Published September 3rd 2019 by Greenwillow Books
There are stories of extraordinary children who are chosen from birth to complete great quests and conquer evil villains.
This is no such story.
Sometimes, you are an ordinary child.
Sometimes, you have to choose yourself.
This is the story of Lalani Sarita, a twelve-year-old girl who lives on the island of Sanlagita in the shadow of a vengeful mountain. When she makes a fateful wish that endangers her already-vulnerable village, she sets out across the distant sea in search of life’s good fortunes. Grown men have died making the same journey. What hope does an ordinary girl have?

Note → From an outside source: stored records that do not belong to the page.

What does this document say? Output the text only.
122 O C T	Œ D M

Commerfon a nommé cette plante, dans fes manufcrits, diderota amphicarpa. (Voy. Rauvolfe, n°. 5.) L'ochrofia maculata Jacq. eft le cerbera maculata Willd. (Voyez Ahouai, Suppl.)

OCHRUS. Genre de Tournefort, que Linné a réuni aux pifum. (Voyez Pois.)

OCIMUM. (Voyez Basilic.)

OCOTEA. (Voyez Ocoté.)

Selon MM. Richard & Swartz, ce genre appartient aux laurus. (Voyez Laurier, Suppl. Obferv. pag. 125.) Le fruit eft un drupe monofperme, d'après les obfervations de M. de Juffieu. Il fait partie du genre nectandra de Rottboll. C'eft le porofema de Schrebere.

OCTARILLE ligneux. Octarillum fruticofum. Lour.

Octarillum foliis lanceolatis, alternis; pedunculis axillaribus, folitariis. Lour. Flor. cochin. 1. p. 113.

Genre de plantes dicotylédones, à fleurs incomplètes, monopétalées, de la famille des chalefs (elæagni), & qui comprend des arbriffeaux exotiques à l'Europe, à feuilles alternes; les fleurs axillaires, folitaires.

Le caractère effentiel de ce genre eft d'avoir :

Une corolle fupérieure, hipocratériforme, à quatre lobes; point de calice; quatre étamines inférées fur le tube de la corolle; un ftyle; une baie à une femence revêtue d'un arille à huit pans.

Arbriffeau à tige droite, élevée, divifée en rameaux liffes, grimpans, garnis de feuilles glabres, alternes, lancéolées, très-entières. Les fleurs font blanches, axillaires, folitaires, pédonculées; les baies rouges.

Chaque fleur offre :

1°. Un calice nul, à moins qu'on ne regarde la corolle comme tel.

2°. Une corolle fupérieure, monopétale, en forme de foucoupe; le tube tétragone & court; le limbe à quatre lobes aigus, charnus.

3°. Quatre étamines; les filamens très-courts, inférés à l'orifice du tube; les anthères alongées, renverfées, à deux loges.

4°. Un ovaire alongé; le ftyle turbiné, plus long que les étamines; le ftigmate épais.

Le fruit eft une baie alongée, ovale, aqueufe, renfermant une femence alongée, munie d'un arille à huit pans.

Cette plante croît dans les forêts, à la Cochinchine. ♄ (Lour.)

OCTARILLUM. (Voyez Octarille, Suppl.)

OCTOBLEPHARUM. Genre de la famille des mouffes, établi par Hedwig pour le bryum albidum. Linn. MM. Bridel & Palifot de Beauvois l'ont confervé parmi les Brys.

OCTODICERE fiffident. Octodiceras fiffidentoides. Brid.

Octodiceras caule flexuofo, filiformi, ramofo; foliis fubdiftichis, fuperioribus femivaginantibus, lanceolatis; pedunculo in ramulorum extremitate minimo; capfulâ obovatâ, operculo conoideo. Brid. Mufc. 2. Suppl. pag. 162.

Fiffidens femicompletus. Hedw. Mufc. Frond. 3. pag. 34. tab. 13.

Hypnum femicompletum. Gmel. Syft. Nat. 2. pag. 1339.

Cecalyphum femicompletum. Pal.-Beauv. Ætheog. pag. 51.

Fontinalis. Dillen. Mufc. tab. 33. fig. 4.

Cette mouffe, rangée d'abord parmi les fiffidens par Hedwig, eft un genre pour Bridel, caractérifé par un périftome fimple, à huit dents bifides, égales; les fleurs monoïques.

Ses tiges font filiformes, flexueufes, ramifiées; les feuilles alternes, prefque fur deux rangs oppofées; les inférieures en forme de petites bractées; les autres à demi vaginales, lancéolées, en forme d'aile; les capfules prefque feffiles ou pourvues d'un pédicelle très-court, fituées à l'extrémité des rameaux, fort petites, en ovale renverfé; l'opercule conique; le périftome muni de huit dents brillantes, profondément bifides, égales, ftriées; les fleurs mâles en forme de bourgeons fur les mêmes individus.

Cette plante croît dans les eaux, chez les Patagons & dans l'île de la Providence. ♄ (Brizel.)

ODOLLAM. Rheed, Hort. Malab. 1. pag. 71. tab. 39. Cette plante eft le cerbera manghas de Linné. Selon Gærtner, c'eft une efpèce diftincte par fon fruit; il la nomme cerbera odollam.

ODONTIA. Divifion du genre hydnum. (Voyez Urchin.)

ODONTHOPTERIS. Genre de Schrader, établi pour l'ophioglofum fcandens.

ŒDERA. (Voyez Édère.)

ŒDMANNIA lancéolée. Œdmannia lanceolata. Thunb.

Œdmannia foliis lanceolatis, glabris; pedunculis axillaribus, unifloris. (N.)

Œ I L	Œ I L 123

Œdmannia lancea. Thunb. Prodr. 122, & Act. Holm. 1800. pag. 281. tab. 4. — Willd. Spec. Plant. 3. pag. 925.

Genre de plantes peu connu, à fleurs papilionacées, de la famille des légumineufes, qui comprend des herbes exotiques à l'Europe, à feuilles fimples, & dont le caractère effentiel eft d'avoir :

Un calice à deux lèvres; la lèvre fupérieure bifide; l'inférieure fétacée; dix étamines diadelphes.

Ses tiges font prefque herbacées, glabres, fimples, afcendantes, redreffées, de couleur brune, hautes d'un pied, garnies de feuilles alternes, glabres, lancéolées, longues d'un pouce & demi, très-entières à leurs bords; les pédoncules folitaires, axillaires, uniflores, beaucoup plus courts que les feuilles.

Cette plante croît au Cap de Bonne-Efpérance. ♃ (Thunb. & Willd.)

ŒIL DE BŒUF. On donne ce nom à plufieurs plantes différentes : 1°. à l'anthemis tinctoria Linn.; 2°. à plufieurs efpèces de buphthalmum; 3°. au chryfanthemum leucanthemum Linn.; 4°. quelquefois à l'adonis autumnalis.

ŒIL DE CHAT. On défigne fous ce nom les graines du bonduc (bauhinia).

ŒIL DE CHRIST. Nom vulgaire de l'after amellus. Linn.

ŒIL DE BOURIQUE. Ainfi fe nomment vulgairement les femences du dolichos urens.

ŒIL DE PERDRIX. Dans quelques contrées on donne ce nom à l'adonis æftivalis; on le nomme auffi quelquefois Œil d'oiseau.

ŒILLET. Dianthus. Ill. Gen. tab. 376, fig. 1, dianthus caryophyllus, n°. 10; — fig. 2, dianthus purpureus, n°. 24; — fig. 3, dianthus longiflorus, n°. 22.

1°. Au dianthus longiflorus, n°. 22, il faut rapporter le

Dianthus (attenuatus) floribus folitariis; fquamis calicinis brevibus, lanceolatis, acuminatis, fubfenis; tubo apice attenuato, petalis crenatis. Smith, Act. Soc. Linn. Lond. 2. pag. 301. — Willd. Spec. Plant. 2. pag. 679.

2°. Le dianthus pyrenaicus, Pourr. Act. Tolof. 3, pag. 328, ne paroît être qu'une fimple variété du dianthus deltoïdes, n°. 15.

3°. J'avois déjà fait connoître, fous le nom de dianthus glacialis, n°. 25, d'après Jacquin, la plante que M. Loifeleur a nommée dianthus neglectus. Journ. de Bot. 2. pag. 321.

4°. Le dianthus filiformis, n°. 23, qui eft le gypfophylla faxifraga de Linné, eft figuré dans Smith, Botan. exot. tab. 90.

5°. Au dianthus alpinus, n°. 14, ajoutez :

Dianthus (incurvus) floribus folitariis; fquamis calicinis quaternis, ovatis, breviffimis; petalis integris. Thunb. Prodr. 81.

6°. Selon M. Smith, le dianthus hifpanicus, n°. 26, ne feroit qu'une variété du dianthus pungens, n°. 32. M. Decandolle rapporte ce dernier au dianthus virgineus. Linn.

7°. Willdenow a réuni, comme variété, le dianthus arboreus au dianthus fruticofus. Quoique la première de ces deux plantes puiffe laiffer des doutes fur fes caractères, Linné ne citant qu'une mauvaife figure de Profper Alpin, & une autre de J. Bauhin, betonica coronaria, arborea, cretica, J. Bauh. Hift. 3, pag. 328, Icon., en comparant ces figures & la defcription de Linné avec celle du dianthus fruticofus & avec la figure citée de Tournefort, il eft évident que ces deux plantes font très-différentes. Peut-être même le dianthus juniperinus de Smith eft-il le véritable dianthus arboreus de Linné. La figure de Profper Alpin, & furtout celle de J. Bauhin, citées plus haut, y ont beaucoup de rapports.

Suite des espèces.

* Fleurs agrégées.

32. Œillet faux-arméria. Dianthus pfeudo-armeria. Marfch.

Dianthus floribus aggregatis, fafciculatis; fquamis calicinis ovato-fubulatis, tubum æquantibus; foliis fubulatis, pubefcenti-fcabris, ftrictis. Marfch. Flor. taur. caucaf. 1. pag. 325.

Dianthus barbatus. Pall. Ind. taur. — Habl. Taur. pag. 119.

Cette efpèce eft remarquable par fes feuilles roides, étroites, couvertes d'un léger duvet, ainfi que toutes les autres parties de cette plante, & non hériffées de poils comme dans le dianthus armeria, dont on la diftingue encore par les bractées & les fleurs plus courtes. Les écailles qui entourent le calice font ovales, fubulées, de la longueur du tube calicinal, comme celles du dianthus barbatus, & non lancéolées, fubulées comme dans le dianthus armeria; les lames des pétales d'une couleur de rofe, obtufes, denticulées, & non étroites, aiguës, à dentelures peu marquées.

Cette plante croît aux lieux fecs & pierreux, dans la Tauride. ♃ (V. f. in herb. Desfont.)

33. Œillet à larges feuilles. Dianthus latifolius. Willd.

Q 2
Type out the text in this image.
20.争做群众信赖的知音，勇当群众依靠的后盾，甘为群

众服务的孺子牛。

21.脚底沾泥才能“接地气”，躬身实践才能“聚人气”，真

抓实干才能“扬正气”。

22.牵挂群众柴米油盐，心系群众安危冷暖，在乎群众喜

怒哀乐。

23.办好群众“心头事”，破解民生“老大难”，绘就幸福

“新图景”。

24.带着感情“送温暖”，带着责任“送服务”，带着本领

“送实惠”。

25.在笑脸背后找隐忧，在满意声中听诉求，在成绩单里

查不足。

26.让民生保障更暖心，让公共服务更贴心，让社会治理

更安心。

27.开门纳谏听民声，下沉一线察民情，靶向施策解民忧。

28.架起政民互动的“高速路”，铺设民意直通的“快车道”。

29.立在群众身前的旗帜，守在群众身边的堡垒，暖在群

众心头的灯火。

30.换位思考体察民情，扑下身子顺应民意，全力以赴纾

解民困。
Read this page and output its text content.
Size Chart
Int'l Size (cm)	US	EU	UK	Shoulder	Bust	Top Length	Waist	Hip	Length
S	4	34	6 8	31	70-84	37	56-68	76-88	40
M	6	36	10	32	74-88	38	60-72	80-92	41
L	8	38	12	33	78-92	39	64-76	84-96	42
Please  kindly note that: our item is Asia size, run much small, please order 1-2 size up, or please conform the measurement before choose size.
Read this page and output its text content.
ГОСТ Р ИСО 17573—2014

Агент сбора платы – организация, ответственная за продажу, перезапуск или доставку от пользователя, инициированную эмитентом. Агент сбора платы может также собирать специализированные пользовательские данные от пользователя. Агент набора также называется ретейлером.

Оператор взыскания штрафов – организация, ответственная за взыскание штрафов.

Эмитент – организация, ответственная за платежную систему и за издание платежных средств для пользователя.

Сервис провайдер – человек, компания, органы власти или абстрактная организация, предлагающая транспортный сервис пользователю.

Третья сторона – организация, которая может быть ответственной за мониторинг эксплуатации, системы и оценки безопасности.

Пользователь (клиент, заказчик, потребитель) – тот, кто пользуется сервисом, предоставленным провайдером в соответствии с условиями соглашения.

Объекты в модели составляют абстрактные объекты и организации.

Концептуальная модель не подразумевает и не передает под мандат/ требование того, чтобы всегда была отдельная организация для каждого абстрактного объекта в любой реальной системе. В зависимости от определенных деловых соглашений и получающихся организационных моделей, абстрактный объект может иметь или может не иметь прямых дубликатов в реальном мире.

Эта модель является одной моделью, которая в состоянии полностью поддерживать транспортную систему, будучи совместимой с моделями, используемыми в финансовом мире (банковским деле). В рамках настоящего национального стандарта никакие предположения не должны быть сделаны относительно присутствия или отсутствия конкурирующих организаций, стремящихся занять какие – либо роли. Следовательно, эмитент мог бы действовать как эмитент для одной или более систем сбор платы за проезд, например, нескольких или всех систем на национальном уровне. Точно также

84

Every time, Sailing Day claims the lives of the bravest and strongest men in the village. Every time, men sail away from Sanlagita in search of Isa, a rumoured island where all good fortunes dwell. And every time, nothing returns except the splinters of there ships. No one has survived the journey across the Veiled Sea.
Twelve-year-old Lalani wants nothing more than to help her village. But when a chance encounter threatens her entire island and her mother falls fatally ill, she has but one choice ahead of her: Find the island of Isa, where all good fortunes dwell.
What if she reached Isa?
Yes, she was a twelve-year-old girl.
Yes, men had died before her.
But – what if, though?
This story is full of extraordinary mythology. The fantastical creatures fit right in to this world and strangely, they don’t feel out of place. Lalani is an extremely lovable character right from page 1 and her journey was more than enough to keep me interested.
The crazy thing about mythology is that not every creature or character has a history. You don’t know where they come from or how they got there when you read mythological tales, and the same is true for this story. Every creature has its own unique personality and traits, and slip in and out of the story seamlessly even with the lack of explanation.
This is best suited for middle grade readers. There is no coarse language or sexual interactions, and the violence is minimal.